The future of The Salvation Army rests on corps that grow leaders and send them.
In The Salvation Army, leadership rests primarily with its officers—commissioned leaders who serve as pastors and administrators.
It’s a special calling that begins at the corps, or congregation, level, where future leaders are identified and formed long before anyone enters the College for Officer Training (CFOT).
“We’re just praying that God would provide the right people,” said Western Territorial Candidates’ Secretary Major Jennifer Masango. “We don’t want just anyone. We need people who are called by God.”
That need is pressing across the Western Territory. Ideally, some 25 new cadets are needed per session to keep pace with retirements, Masango said. In recent years, however, the number has been about half that.
While there is no denying the numbers, Masango is quick to note the task of finding qualified candidates is more than that.
During her five years in the role, Masango said she has kept in mind a particular image well known in The Salvation Army, based on William Booth’s spiritual revelation “A Vision of the Lost,” depicting a river crowded with people in danger and rescuers standing along the bank.
“This picture has really driven my ministry here—that we need healthy people,” she said. “If we’re just trying to fill the ranks with whoever, they’re not pulling anybody out of the water because they’re not healthy.”
“The most important thing is, first and foremost, to be a genuine and transparent officer—one who shows great love and patience toward people. In this way, people will open up to you, and you will be able to get to know a little more about their lives.”
Major Patricia Giron
The goal, then, she said, is to cultivate spiritually grounded leaders who are prepared to serve others well. And some corps in the Western Territory are doing just that.
There are similarities in the corps that consistently send cadets to training—officers who intentionally identify and invest in people while also being willing to release them when the time comes, Masango said.
“It would be easier for them to hold on to people because the ministry is big—they need help,” she said. “But instead, they’re asking, ‘Who’s going to be in our seat one day?’”
These corps have what Masango describes as a “sending culture,” where leadership development is built into corps life.
The Phoenix Kroc Center and the Santa Ana (California) Temple Corps are examples where the approach has resulted in multiple candidates entering training in recent years, Masango said.
Across the sessions spanning 2024-2028, the Phoenix Kroc Center sent nine cadets and the Santa Ana Temple has sent four.
At the Phoenix Kroc Center, Corps Officer Captain Caroline Rowe said leadership development begins with a theology of surrender and calling.
“We teach and preach about the calling for every believer to take up their cross and follow him,” she said, “even when that means stepping into things that feel scary or beyond what we feel equipped to do.

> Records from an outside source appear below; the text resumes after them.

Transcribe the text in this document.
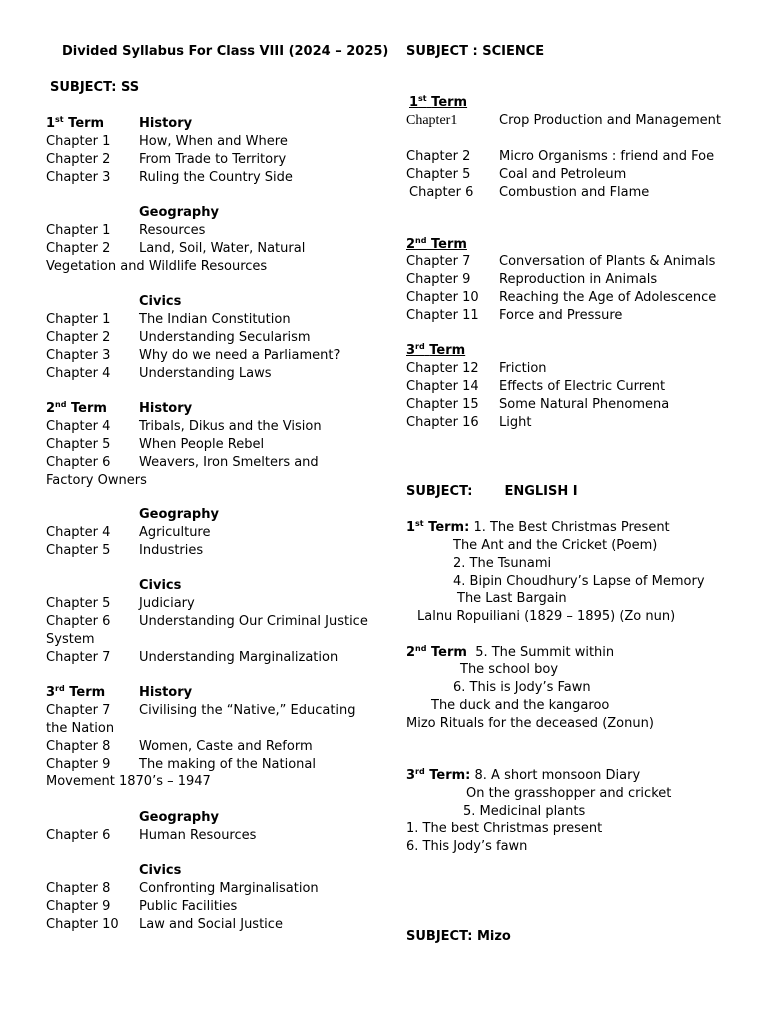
Divided Syllabus For Class VIII (2024 – 2025)
SUBJECT: SS
1st Term	History
Chapter 1 How, When and Where
Chapter 2 From Trade to Territory
Chapter 3 Ruling the Country Side
Geography
Chapter 1 Resources
Chapter 2 Land, Soil, Water, Natural
Vegetation and Wildlife Resources
Civics
Chapter 1 The Indian Constitution
Chapter 2 Understanding Secularism
Chapter 3 Why do we need a Parliament?
Chapter 4 Understanding Laws
2nd Term History
Chapter 4 Tribals, Dikus and the Vision
Chapter 5 When People Rebel
Chapter 6 Weavers, Iron Smelters and
Factory Owners
Geography
Chapter 4 Agriculture
Chapter 5 Industries
Civics
Chapter 5 Judiciary
Chapter 6 Understanding Our Criminal Justice
System
Chapter 7 Understanding Marginalization
3rd Term	History
Chapter 7 Civilising the “Native,” Educating
the Nation
Chapter 8 Women, Caste and Reform
Chapter 9 The making of the National
Movement 1870’s – 1947
Geography
Chapter 6 Human Resources
Civics
Chapter 8 Confronting Marginalisation
Chapter 9 Public Facilities
Chapter 10 Law and Social Justice
SUBJECT : SCIENCE
1st Term
Chapter1	Crop Production and Management
Chapter 2 Micro Organisms : friend and Foe
Chapter 5 Coal and Petroleum
Chapter 6 Combustion and Flame
2nd Term
Chapter 7 Conversation of Plants & Animals
Chapter 9 Reproduction in Animals
Chapter 10 Reaching the Age of Adolescence
Chapter 11 Force and Pressure
3rd Term
Chapter 12 Friction
Chapter 14 Effects of Electric Current
Chapter 15 Some Natural Phenomena
Chapter 16 Light
SUBJECT: ENGLISH I
1st Term: 1. The Best Christmas Present
The Ant and the Cricket (Poem)
2. The Tsunami
4. Bipin Choudhury’s Lapse of Memory
The Last Bargain
Lalnu Ropuiliani (1829 – 1895) (Zo nun)
2nd Term 5. The Summit within
The school boy
6. This is Jody’s Fawn
The duck and the kangaroo
Mizo Rituals for the deceased (Zonun)
3rd Term: 8. A short monsoon Diary
On the grasshopper and cricket
5. Medicinal plants
1. The best Christmas present
6. This Jody’s fawn
SUBJECT: Mizo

Yet he equips us for his good work.”
Rowe said that mindset shapes how leaders recognize and encourage potential future officers.
“We pray before every service, over all the seats,” Rowe said. “We pray that as people sit and worship, they are stirred by the Holy Spirit to get saved, surrender and to hear his voice.”
She said those who express a sense of calling are mentored over time.
“We meet with those who express a call regularly, talking through the calling and what officership looks like,” Rowe said.
In the fall, this mentorship will take a different form when Phoenix Kroc Center Corps Officer Captain Dustin Rowe will become CFOT training principal, shaping the next generation of Salvation Army officers.

At the Santa Ana Temple Corps, Corps Officers Majors Lex and Patricia Giron take a long-term approach to leadership development, focusing on relationship building and discipleship.
“The most important thing is, first and foremost, to be a genuine and transparent officer—one who shows great love and patience toward people,” said Major Patricia Giron. “In this way, people will open up to you, and you will be able to get to know a little more about their lives.”
Giron said that relationship building helps corps officers recognize spiritual gifts and leadership potential within the congregation.
“We identify people’s talents and their potential to serve within ministry,” she said. “And finally, we strive to encourage and disciple them so they may learn more about Christ and The Salvation Army, and be confident this is where God wants them to serve.”
Major Lex Giron said the process is rooted in spiritual formation as much as leadership development.
“This is a process that takes time,” he said. “It varies depending on the individual and their desire to grow in their knowledge of the Word of God, which leads to spiritual maturity. We help them discover their spiritual gifts and develop them by putting them into practice.”
Corps with a “sending culture” do not see developing future officers as losing people, but as part of their mission, Masango said. Ultimately, the goal is not simply to produce more officers, she said, but to cultivate people willing to follow God’s leading wherever it takes them.
“You have not arrived if you’ve become an officer,” she said. “Rather, we need people who are being obedient to God, right where they are.”